Low random duty-cycle errors in periodically-poled KTP revealed by sum-frequency generation

TL;DR

This study characterizes the poling quality of commercial ppKTP crystals, revealing low duty-cycle errors and suggesting significantly reduced noise in quantum frequency conversion compared to other materials.

Contribution

It provides the first large-range SFG efficiency measurements of ppKTP, demonstrating minimal duty-cycle errors and lower background noise than lithium niobate.

Findings

SFG efficiency nearly ideal over large phase mismatch range

Duty cycle errors estimated below 2% of domain length

Background noise substantially lower than in lithium niobate

Abstract

Low-noise quantum frequency conversion in periodically-poled nonlinear crystals has proved challenging when the pump wavelength is shorter than the target wavelength. This is - at least in large part - a consequence of the parasitic spontaneous parametric down-conversion of pump photons, whose efficiency is increased by fabrication errors in the periodic poling.
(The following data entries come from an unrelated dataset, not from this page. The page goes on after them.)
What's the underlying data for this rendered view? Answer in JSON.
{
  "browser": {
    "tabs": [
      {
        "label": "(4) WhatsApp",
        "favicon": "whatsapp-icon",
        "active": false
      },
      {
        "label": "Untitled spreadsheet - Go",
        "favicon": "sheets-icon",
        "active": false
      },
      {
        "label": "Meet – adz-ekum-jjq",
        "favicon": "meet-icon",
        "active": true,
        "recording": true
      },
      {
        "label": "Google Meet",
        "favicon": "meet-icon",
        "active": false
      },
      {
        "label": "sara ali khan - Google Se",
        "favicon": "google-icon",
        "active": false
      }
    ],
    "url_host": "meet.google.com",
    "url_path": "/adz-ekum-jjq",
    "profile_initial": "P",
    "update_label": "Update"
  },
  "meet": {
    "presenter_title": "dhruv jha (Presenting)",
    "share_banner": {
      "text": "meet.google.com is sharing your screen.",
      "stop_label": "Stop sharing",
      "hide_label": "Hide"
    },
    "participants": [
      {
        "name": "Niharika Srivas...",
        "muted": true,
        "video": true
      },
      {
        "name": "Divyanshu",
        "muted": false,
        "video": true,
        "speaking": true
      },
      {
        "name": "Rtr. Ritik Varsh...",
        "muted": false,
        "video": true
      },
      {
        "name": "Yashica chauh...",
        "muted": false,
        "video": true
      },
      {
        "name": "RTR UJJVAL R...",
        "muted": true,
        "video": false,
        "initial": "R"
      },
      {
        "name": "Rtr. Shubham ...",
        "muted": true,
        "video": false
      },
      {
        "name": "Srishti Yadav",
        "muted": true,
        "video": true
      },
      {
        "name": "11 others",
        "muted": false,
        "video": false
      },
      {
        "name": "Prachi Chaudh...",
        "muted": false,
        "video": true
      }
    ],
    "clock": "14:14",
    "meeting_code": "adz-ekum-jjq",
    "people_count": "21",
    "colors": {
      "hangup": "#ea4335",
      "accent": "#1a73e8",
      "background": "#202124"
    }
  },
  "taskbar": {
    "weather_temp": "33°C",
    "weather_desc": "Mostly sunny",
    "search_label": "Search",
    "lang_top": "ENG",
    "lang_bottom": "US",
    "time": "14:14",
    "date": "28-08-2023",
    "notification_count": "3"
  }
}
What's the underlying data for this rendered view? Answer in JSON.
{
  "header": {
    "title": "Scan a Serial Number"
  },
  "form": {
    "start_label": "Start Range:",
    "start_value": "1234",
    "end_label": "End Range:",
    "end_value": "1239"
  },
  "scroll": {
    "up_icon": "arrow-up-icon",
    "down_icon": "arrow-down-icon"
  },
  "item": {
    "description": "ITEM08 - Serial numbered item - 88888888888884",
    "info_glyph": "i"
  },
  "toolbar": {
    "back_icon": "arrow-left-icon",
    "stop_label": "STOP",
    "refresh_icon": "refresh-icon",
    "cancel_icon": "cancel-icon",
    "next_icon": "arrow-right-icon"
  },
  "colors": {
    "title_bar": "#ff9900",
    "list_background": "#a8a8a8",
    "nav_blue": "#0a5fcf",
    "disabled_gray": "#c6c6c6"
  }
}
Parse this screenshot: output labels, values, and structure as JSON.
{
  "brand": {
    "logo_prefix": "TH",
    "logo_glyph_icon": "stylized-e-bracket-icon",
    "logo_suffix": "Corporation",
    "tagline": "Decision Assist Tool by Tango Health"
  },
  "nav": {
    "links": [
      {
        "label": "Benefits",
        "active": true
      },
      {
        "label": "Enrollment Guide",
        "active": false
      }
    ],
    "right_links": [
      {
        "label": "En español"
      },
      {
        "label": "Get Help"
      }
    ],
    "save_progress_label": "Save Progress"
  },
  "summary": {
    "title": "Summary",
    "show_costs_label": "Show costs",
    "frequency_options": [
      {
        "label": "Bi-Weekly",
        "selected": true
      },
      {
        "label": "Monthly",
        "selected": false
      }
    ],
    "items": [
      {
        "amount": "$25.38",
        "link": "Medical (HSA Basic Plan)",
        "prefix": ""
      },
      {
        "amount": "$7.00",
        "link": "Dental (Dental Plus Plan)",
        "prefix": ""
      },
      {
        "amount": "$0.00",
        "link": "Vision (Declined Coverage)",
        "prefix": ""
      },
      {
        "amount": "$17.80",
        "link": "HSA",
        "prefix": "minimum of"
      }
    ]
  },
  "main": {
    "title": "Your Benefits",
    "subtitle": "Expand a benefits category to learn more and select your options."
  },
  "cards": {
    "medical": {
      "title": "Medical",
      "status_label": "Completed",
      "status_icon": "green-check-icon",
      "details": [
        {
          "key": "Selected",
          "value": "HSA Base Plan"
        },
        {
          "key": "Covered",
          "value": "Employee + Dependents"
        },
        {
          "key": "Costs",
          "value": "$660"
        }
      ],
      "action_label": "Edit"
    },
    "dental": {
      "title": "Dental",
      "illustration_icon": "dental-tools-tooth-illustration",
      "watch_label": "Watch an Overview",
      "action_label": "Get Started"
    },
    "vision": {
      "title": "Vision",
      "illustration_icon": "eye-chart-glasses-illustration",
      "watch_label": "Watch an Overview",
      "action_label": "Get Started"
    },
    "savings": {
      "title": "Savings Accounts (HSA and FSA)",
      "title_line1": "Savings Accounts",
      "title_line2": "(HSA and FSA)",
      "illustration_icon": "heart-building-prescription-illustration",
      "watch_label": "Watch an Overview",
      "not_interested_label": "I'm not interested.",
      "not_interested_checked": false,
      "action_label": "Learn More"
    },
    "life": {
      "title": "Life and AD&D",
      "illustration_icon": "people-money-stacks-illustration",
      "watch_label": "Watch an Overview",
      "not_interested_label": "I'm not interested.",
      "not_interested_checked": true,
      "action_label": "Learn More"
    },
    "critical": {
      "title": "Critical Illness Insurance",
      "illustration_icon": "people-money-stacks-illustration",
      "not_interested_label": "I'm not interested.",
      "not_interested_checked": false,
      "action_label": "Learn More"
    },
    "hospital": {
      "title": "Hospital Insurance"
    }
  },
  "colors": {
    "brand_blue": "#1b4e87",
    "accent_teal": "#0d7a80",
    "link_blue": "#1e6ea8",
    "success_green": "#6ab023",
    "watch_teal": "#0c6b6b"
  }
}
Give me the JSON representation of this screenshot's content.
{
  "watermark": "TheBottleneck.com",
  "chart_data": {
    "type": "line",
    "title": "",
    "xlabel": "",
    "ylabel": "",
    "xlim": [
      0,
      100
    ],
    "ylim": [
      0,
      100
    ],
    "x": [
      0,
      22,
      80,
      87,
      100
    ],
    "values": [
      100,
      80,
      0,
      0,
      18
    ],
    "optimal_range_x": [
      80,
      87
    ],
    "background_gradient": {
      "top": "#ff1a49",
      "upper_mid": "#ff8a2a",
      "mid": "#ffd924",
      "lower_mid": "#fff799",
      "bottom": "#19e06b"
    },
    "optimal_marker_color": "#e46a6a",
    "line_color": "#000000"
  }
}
Here we characterise the poling quality of commercial periodically-poled bulk potassium titanyl phosphate (ppKTP) by measuring the sum-frequency generation (SFG) efficiency over a large phase mismatch range from 0 to more than 400$\pi$. Over the probed range the SFG efficiency behaves nearly ideally and drops to a normalised efficiency of $10^{-6}$. Our results demonstrate that any background pedestal which would be formed by random duty cycle errors in ppKTP is substantially reduced when compared to periodically poled lithium niobate. The standard deviation of the random duty cycle errors can be estimated to be smaller than 2% of the domain length. From this, we expect a noise spectral density which is at least one order of magnitude smaller than that of current state-of-the-art single-step frequency converters.